Sa photogénie et sa personnalité l’aident à remporter un concours dont le premier prix est un rôle dans un film. Elle débute ainsi à l’écran en 1922.
Des productions comme «Down to the Sea in Ships» (1923), «Black Oxen» (1924) ou encore «Kiss Me Again» (1924) attirent l’attention sur elle.

En 1925, elle est une des principales vedettes des studios Preferred et tourne une quinzaine de films, parmi lesquels «The Plastic Age» qui la met particulièrement en valeur.
Son prestige s’accroît lorsqu’elle devient ensuite une star de la Paramount pour qui elle est l’interprète en 1926 de «Dancing Mothers», «The Runaway», «Mantrap» et «Kid Boots».

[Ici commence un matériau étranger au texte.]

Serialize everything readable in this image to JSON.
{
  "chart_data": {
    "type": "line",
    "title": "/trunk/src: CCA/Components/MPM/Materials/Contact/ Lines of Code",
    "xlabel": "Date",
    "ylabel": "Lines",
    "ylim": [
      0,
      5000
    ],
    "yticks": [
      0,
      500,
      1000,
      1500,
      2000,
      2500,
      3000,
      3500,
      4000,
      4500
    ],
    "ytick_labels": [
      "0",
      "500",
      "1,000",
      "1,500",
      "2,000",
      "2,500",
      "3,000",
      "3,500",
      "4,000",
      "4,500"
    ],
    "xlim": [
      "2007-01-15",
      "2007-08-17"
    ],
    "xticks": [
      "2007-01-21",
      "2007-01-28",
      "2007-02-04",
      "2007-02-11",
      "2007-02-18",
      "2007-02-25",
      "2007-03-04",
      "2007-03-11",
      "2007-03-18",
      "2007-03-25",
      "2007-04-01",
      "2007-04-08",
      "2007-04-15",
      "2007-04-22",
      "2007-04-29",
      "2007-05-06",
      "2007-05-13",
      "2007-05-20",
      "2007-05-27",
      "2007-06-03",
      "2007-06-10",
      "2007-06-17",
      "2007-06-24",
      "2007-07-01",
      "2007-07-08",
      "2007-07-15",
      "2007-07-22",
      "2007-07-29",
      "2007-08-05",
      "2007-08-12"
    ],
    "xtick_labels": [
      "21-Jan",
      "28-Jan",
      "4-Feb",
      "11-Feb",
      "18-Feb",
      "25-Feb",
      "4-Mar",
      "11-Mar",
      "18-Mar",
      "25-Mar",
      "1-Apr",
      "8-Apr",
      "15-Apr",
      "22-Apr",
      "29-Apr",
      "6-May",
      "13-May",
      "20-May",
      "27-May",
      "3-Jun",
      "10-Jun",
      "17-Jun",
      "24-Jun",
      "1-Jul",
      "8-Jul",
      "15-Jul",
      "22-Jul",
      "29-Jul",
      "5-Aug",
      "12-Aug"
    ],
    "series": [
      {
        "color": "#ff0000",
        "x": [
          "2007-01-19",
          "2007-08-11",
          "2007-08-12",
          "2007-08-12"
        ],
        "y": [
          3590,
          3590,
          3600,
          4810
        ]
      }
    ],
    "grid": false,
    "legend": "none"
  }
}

En 1927, elle tourne «It» et est surnommée la «It girl», ce mot de deux lettres étant plus ou moins synonyme de sex-appeal.
Elle incarne à merveille la jeune fille flirteuse et délurée des années folles et est alors une des actrices les plus populaires de son époque.

On la voit par la suite dans, notamment, «Children of Divorce» (1927), «Wings» (1927), «Hula» (1927), «Red Hair» (1928), «The Fleet’s In» (1928),…

Elle passe le cap du parlant dans «The Wild Party» (1929) qui remporte un grand succès et le public réserve également un bon accueil à «Dangerous Curves» (1929) et «The Saturday Night Kid» (1929).

Malheureusement, sa carrière décline au tout début des années 30.
 Elle est en effet mêlée à plusieurs scandales : implication dans une affaire de «détournement de mari», dettes de jeu et révélations vengeresses sur sa vie privée par son ex-secrétaire, qu’elle avait accusée de détournement de fonds.
 La presse ne se prive bien sûr pas de commenter ces événements et l’image de la vedette est ternie.
 Sa firme, bien ingrate envers celle qui lui a rapporté des millions, ne lui est alors d’aucune aide, en ne prenant pas garde à assurer une haute qualité aux films que l’infortunée étoile tourne durant cette période et en favorisant des actrices comme Nancy Carroll ou Sylvia Sidney.

En juin 1931, en pleine dépression nerveuse, Clara Bow conclut un arrangement avec la Paramount qui met fin à son contrat.

Elle fait son retour pour la Fox dans «Call Her Savage» (1932) et «Hoopla» (1933) et se retire ensuite définitivement.

Son existence post-cinématographique ne sera pas exempte de périodes troublées.

Victime sans doute d’une lourde hérédité (sa mère et sa grand-mère maternelle étant décédées dans des asiles psychiatriques), elle souffrira notamment de certaines perturbations d’ordre psychologique qui l’amèneront à faire quelques séjours en clinique.